O setor de Serviços foi responsável por 58% das vagas criadas no ano, com destaque para o aumento de vagas no setor de Saúde Humana, impulsionado pela epidemia de dengue e o surto de influenza A. O número de desligamentos a pedido dos trabalhadores alcançou um recorde pelo quarto mês consecutivo, com 734.943 desligamentos em abril, o que indica um mercado de trabalho aquecido. Também houve um recorde de desligamentos com justa causa. Segundo a LCA, a média móvel de 12 meses dos salários médios reais de admissão e desligamento continuou a subir. A maioria dos reajustes salariais ficaram acima do INPC acumulado em 12 meses.

Mercado de trabalho e política monetária
Para a LCA, os dados da PNAD-C e do Caged indicam que o mercado de trabalho manteve seu elevado dinamismo em abril. Destacam-se a forte geração de empregos formais, a alta proporção de desligamentos voluntários, a nova queda na taxa de desemprego, os significativos avanços da população ocupada e da taxa de participação, além do robusto crescimento dos rendimentos e da massa salarial.
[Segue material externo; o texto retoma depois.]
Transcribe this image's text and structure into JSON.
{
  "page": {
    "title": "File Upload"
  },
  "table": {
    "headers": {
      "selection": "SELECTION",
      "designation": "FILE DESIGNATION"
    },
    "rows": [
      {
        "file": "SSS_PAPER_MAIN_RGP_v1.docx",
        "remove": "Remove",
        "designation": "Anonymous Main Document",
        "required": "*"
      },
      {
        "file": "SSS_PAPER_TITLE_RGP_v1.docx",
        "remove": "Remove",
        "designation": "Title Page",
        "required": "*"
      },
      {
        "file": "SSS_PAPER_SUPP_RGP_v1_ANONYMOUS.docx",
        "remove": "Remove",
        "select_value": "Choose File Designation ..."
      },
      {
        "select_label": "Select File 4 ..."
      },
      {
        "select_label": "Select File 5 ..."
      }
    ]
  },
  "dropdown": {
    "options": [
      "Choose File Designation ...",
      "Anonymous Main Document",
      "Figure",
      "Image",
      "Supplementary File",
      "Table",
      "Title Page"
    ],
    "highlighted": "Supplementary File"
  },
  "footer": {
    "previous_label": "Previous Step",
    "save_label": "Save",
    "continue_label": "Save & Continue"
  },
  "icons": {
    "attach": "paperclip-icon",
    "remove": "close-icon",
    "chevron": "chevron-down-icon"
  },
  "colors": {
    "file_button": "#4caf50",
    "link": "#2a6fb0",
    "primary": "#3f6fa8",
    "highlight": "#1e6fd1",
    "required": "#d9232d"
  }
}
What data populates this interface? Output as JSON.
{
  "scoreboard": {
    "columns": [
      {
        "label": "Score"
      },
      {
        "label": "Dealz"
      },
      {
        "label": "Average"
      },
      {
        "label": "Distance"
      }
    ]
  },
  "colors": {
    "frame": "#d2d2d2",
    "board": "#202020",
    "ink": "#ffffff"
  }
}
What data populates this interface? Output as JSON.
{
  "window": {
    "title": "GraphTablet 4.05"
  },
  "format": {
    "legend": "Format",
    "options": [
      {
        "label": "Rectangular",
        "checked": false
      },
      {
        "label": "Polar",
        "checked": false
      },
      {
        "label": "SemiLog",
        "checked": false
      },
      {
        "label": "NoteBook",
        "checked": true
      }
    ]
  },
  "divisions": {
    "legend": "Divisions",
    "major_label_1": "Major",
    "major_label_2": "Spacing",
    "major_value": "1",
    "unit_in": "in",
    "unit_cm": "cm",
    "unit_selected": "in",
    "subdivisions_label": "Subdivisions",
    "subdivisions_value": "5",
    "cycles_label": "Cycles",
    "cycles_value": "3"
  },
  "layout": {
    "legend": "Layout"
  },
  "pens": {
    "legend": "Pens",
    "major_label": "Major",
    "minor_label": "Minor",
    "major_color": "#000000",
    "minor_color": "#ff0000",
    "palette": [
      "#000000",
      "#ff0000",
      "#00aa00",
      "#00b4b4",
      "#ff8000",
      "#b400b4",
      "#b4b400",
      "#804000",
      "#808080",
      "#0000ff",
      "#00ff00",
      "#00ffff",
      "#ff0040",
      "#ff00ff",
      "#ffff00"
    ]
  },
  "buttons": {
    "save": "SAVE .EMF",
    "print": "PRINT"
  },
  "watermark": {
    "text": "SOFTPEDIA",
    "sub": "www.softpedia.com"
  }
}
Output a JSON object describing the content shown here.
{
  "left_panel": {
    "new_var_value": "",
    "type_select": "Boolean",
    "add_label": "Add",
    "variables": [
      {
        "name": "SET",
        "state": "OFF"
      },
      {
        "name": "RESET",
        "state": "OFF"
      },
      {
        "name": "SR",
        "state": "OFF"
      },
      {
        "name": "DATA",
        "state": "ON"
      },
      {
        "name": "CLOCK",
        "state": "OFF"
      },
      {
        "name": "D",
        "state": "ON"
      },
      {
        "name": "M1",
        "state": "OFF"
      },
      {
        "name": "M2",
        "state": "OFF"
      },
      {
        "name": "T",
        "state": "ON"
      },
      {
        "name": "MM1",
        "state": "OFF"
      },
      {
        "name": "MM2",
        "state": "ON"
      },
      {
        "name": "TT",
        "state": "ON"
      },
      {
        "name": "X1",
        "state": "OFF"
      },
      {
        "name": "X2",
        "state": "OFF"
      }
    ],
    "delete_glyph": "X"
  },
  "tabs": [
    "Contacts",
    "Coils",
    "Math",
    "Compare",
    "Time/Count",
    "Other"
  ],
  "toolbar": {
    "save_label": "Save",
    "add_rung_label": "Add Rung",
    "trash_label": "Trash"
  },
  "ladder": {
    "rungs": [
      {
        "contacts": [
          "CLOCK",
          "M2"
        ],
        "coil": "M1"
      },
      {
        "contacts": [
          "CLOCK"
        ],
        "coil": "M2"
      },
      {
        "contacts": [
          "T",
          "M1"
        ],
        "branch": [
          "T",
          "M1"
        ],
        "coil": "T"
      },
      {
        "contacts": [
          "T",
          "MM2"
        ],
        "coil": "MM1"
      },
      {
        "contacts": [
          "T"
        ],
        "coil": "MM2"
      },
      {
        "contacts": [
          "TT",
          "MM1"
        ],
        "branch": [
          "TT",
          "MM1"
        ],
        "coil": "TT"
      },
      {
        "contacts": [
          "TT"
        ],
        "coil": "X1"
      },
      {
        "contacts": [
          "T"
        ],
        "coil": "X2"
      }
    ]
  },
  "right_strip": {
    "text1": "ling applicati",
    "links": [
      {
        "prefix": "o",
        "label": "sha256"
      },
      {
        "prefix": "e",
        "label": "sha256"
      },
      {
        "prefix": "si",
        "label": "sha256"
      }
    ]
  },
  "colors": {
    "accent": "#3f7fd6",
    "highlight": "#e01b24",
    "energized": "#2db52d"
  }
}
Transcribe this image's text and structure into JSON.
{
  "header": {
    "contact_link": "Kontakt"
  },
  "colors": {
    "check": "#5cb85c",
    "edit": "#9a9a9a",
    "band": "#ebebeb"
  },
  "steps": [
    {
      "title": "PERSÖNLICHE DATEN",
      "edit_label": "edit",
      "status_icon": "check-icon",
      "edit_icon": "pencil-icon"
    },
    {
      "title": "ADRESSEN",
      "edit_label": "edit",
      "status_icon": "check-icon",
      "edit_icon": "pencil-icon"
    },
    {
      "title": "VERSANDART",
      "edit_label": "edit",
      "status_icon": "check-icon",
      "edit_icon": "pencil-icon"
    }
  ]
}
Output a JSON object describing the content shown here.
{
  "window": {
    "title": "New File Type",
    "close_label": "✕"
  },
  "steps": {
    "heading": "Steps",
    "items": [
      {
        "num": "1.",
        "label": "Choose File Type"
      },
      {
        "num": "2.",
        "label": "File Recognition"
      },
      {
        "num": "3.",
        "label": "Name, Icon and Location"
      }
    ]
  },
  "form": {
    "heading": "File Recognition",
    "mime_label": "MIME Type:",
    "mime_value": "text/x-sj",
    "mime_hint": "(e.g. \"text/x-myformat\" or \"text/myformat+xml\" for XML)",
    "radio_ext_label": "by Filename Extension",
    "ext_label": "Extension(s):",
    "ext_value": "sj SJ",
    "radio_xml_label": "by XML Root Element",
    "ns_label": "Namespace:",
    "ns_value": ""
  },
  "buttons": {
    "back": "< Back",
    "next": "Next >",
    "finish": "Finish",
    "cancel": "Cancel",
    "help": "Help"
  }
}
Em resumo, esses dados confirmam um cenário de mercado de trabalho apertado.

Dado que o mercado de trabalho é crucial para a determinação do hiato do produto, reforça-se a necessidade de reavaliar esse hiato, o que poderá impactar a trajetória prospectiva da inflação e exigir uma política monetária mais restritiva, conclui a LCA, acendendo sinais amarelos.

Estou com o ministro da Fazenda, Fernando Haddad, que se queixou do fato de que o Banco Central conversa mais e dá mais ouvidos às angústias e humores do mercado financeiro – com nítido interesse em antecipar a tendência futura dos juros para reduzir os riscos das posições assumidas nos mercados futuros de títulos de renda fixa, ações, moedas e commodities – do que troca informações com a própria Fazenda.

Sem saber dos planos da Fazenda para a política fiscal e tributária, muitas vezes o Copom se deixa levar pelo temor do mercado e trava mais os juros do que o necessário, reduzindo o potencial de crescimento da economia (sem necessariamente ter êxito no controle da inflação). No ano passado, a inflação chegou dentro do teto da meta (4,62%, depois de dois anos de estouros seguidos, mais por méritos da supersafra, da nova política de preços da Petrobras e dos acertos da Fazenda e aumentar a arrecadação – situação que permanece este ano.

Entretanto, o Copom, ignora que o fomento ao emprego também está no seu mandato, como no Fed. Os bancos centrais da Europa e do Japão já estão afrouxando os controles monetários, mas nosso Banco Central, qual um D. Quixote, ainda enxerga moinhos de vento inflacionários no mercado de trabalho aquecido, o que é sinônimo de aumento de consumo e arrecadação.